Shares of Stryker Corporation (NYSE:SYK) are currently rated as a “Moderate Buy” by eighteen research firms, according to analysis from Marketbeat. The consensus price target for the stock stands at $431.83. Of the analysts covering Stryker, six have given a hold rating while twelve have issued buy ratings. This reflects a generally positive outlook among market experts regarding the company’s future performance.
Recent reports on Stryker’s stock have varied slightly, highlighting the dynamic nature of the market. For instance, Weiss Ratings reaffirmed a “hold (c+)” rating on the shares in a note released on Monday. Meanwhile, Wall Street Zen downgraded Stryker from a “buy” to a “hold” on December 13, 2023. Analysts from Rothschild & Co initiated coverage on September 18, 2023, assigning a “neutral” rating along with a price target of $420.00. On the other hand, Sanford C. Bernstein maintained an “outperform” rating in their report dated November 3, 2023.
Institutional Investor Activity
Recent institutional trading activity indicates a growing interest in Stryker’s stock. In the second quarter, Two Point Capital Management Inc. acquired a new stake valued at approximately $7.3 million. Another significant move came from Alecta Tjanstepension Omsesidigt, which increased its holdings by 82.0%, bringing its total to 458,300 shares worth $181.2 million after purchasing an additional 206,500 shares. Other notable investors include SVB Wealth LLC and AXQ Capital LP, which also acquired new stakes in the company. Currently, institutional investors and hedge funds hold approximately 77.09% of Stryker’s stock.
The stock opened at $353.03 on Friday, reflecting a market capitalization of $135.01 billion. The company has shown resilience with a twelve-month low of $329.16 and a high of $406.19. Stryker’s price-to-earnings (P/E) ratio is reported at 46.39 with a P/E/G ratio of 2.50 and a beta of 0.89.
Recent Financial Performance and Dividend Increase
Stryker recently announced its earnings results for the third quarter, revealing earnings per share (EPS) of $3.19, surpassing analysts’ expectations of $3.13 by $0.06. The company reported a revenue of $6.06 billion, above the anticipated $6.04 billion. This marks a year-over-year revenue increase of 10.2%, compared to $2.87 EPS during the same quarter last year. Looking ahead, Stryker has set its fiscal year 2025 guidance at an EPS range of $13.50 to $13.60.
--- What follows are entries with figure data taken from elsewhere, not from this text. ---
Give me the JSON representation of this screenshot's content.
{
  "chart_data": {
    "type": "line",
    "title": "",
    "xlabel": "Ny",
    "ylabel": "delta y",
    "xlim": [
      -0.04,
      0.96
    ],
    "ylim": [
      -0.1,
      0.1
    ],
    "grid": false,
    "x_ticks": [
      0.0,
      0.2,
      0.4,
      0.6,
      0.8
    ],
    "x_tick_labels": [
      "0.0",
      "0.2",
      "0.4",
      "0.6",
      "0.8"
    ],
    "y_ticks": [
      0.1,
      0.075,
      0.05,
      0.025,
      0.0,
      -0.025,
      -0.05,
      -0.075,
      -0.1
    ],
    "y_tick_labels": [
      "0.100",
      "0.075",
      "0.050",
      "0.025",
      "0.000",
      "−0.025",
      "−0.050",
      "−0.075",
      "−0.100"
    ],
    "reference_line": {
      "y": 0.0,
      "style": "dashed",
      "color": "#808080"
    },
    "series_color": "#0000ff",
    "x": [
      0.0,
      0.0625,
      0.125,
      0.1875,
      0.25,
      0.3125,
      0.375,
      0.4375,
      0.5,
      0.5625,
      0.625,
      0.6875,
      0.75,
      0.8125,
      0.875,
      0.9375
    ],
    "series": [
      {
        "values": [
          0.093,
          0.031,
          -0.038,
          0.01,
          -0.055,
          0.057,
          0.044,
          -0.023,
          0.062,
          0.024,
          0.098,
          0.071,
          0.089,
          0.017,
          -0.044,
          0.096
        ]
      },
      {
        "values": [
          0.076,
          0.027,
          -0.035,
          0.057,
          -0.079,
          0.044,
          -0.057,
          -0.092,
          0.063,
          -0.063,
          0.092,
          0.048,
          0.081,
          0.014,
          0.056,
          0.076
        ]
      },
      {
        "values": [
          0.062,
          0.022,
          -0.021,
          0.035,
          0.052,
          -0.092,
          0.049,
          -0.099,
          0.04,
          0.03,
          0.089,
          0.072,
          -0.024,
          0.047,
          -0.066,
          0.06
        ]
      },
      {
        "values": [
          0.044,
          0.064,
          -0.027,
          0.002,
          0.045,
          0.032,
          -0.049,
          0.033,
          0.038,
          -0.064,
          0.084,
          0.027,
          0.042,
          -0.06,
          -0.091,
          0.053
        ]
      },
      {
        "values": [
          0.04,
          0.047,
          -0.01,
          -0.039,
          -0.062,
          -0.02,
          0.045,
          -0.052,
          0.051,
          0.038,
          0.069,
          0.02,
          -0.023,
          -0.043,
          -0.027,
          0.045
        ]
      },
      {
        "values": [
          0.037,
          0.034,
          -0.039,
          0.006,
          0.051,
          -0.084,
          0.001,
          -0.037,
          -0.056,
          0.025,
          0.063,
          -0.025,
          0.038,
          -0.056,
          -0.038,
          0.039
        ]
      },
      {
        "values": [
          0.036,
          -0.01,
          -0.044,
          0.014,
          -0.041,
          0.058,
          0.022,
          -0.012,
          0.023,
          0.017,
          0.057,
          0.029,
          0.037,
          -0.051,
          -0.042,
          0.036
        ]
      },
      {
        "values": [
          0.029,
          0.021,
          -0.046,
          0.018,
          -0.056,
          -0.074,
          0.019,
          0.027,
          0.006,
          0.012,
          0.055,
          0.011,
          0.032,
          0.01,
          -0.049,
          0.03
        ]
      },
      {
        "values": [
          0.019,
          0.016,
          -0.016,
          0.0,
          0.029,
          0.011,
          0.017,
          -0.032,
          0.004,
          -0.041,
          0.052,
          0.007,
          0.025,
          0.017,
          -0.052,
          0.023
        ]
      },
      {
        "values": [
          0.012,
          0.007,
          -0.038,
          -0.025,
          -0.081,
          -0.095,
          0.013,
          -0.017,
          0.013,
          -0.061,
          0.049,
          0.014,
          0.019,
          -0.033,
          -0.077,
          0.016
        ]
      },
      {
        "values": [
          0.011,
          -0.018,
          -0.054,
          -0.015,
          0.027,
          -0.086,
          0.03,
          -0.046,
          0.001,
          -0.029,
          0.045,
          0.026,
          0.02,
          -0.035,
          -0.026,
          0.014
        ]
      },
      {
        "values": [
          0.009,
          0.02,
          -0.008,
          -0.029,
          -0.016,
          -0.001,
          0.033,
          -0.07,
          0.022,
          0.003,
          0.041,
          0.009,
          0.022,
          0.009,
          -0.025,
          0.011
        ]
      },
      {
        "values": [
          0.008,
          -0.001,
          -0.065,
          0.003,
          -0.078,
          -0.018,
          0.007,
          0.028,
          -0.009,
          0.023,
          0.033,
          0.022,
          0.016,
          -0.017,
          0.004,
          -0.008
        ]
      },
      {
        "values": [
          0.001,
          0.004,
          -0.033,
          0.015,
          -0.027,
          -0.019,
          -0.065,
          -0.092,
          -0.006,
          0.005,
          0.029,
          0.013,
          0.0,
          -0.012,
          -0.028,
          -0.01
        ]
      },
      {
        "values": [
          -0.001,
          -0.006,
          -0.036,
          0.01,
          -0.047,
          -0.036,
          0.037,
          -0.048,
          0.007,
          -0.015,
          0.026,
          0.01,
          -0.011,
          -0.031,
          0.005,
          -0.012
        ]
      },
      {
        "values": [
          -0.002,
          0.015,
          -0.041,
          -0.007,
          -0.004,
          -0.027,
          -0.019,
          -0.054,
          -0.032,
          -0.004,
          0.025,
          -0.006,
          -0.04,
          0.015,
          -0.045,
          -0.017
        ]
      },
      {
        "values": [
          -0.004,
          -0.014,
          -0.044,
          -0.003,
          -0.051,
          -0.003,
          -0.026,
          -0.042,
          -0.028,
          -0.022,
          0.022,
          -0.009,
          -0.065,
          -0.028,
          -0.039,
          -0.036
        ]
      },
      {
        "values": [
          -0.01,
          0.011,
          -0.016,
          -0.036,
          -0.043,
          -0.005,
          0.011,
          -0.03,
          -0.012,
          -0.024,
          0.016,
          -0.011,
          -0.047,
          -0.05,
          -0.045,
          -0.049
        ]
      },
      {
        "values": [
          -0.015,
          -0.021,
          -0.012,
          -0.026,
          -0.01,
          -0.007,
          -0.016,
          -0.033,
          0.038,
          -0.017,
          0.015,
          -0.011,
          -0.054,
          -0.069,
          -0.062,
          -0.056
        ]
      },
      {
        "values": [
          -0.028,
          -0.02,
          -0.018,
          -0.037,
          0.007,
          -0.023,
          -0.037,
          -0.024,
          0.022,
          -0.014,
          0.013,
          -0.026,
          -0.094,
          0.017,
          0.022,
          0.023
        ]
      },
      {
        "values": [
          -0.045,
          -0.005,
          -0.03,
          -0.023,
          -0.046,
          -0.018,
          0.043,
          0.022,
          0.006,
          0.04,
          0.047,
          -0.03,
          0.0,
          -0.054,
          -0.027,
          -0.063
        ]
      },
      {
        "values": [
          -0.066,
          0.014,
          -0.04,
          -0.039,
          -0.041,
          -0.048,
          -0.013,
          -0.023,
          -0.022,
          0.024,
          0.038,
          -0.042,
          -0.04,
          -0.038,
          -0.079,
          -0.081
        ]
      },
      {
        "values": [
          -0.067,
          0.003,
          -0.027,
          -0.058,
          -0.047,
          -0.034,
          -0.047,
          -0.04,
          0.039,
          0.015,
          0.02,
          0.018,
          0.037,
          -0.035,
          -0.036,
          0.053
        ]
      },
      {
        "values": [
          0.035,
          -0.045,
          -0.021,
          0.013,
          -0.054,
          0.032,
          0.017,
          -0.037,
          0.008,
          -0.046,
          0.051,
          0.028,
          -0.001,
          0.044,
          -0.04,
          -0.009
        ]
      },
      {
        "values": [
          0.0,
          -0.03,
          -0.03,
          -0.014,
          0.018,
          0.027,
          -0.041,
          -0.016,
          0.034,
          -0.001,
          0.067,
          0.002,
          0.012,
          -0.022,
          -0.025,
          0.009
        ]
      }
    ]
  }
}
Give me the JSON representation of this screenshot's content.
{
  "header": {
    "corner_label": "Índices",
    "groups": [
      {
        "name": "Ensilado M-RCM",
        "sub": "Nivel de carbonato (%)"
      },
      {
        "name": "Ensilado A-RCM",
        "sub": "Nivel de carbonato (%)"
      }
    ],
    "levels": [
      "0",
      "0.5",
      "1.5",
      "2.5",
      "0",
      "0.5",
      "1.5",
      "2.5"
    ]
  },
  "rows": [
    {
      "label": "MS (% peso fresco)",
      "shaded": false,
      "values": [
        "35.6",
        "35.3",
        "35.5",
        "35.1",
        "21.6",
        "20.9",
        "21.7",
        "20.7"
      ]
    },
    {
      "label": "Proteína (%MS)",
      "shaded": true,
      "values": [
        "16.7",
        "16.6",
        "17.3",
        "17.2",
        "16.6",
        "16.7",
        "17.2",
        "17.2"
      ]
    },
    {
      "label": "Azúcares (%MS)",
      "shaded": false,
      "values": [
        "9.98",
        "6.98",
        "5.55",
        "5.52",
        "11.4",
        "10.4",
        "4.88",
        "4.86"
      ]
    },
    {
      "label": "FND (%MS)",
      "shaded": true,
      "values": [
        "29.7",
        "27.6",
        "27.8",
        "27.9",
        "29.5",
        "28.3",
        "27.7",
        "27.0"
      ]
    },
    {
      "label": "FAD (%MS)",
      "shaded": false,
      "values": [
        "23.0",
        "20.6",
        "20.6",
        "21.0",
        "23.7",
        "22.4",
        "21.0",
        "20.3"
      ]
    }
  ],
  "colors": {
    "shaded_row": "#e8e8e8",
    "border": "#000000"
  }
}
In a move to further reward shareholders, Stryker announced a quarterly dividend of $0.88, payable on January 30, 2024. Shareholders of record as of December 31, 2023, will be eligible for this dividend, which represents an annualized total of $3.52 and a yield of 1.0%. This is an increase from the previous quarterly dividend of $0.84, with a payout ratio of 44.15%.
Stryker Corporation continues to strengthen its position as a leading player in the medical technology sector, operating through two main segments: MedSurg and Neurotechnology, and Orthopaedics and Spine. The company provides a range of innovative products, including implants for total joint replacements and trauma surgeries, demonstrating its commitment to advancing healthcare solutions.